By Flick Harrison | September 18, 2003

In this third installment of his “addiction” trilogy, Verow’s stylism is taken to its logical apex: harsh yet hot, confusing yet smooth, disjointed and wicked. I loved it. I think I had more arguments about this film than any other at the festival; few others really “got” it. That, my friends, is the raison d’être of low-budget digital filmmaking: you don’t need a mass audience! Get it?! Go to the front of the class! The story follows Danielle (Devery Doleman) and her sexual/drunken escapades in Cape Cod. There’s a narrative of sorts, but that’s not the point. The point is our vicarious peek at her little thrills which aren’t particularly outlandish, but which are depicted in such visceral detail as to blur the boundary of performance and documentary, and which carve out her character in 10-foot-high letters of fire.

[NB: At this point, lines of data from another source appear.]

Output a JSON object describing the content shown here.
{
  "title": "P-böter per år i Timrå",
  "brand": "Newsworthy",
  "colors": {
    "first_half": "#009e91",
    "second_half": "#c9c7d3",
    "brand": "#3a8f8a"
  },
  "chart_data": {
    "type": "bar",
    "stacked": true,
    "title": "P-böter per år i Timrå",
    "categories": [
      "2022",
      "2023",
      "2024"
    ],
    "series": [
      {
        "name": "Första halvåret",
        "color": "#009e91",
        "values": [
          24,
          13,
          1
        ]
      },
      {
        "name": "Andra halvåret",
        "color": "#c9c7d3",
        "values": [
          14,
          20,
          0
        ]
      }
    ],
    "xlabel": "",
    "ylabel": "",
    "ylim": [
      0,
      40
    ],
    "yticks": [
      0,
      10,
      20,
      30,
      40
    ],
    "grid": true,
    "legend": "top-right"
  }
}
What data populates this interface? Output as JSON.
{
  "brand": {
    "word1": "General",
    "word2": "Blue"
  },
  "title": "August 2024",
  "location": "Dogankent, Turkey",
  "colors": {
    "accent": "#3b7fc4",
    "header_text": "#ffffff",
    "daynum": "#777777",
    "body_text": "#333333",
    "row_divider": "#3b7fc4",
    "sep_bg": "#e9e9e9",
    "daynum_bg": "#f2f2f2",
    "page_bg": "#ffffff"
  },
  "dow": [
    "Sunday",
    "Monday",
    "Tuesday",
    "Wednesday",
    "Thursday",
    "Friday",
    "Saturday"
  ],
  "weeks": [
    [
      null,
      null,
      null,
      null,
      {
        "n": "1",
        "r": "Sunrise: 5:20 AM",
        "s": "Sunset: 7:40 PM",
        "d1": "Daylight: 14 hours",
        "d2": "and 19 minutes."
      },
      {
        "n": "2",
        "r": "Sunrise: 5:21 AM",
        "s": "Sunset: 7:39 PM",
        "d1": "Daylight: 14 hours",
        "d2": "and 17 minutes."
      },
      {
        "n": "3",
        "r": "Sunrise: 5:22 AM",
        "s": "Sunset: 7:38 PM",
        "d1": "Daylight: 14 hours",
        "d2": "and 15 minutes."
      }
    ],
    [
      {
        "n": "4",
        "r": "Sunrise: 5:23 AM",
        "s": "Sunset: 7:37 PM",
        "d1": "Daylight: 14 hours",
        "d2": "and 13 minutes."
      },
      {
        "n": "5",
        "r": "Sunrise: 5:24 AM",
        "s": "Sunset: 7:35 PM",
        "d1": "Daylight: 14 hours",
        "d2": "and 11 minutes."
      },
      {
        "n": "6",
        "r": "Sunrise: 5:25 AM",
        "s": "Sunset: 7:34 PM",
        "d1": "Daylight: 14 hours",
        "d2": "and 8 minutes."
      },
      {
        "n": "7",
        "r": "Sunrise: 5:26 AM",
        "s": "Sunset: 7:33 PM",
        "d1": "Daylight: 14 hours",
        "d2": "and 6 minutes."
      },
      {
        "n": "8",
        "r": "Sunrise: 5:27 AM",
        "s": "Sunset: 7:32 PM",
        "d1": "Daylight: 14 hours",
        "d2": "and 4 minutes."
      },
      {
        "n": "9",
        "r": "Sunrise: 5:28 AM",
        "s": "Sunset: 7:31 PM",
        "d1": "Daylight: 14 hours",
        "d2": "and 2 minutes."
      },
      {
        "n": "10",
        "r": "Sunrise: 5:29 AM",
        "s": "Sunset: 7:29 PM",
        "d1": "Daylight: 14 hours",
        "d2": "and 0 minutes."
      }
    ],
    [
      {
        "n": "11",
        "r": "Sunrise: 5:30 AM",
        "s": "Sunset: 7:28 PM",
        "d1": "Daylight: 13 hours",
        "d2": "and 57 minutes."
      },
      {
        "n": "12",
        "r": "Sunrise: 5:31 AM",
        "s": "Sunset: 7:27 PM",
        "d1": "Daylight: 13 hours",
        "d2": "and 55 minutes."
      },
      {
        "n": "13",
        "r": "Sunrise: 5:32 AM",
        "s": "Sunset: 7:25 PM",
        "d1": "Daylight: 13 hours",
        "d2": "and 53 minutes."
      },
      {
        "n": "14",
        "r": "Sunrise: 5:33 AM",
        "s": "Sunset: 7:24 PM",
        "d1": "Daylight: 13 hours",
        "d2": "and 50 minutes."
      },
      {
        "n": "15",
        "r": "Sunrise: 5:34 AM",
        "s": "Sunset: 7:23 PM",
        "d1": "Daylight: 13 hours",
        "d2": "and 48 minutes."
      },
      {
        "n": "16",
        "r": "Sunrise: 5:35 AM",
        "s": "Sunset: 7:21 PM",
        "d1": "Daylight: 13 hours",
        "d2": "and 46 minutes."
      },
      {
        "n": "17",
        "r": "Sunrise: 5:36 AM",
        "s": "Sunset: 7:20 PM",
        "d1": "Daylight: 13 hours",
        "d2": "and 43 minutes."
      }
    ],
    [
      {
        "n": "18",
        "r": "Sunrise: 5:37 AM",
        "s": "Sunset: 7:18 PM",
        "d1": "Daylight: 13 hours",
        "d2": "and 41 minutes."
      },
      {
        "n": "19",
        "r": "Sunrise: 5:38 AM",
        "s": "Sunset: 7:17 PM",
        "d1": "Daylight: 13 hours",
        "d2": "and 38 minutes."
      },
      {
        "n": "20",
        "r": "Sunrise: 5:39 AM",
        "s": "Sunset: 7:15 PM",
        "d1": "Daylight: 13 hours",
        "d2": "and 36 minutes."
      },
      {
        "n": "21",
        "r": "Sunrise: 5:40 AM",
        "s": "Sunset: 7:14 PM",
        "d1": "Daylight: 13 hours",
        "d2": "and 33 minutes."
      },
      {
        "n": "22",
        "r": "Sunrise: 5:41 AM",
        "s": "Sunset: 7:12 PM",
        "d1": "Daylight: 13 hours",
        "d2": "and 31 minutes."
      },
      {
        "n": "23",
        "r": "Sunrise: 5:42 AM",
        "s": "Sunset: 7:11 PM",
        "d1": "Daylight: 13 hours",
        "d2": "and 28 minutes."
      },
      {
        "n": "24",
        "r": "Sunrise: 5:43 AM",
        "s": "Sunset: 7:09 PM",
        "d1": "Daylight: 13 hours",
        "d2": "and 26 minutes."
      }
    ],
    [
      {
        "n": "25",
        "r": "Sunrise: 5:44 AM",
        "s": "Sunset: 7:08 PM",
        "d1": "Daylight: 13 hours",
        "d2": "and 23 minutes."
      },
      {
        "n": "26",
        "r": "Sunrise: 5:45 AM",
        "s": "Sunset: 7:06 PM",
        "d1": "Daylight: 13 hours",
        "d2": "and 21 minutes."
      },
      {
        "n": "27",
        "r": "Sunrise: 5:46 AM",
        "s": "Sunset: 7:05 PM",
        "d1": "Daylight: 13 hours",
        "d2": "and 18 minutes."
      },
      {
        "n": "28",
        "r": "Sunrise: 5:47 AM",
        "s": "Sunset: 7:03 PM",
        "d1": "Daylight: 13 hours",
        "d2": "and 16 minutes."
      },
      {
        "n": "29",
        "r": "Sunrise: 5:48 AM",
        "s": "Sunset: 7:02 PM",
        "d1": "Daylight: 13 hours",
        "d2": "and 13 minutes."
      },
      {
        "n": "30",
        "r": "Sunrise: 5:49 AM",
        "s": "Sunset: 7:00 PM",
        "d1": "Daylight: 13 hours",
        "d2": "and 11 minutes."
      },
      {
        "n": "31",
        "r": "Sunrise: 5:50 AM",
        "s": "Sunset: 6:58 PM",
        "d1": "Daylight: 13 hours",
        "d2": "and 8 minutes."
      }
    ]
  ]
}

Her husband Vincent (Eric Sapp), who has wavered between buggin’ and provin’ through three features, crowns himself king here with a whacked reaction to Danielle’s infidelity. This is where filmmaking of the future will explode: improvisation and raw cutting, intensely voyeuristic realism and no gray-suited Board of Directors to yammer “But what happens? What happens?” Verow is not afraid to do his own thing; don’t be afraid to watch it.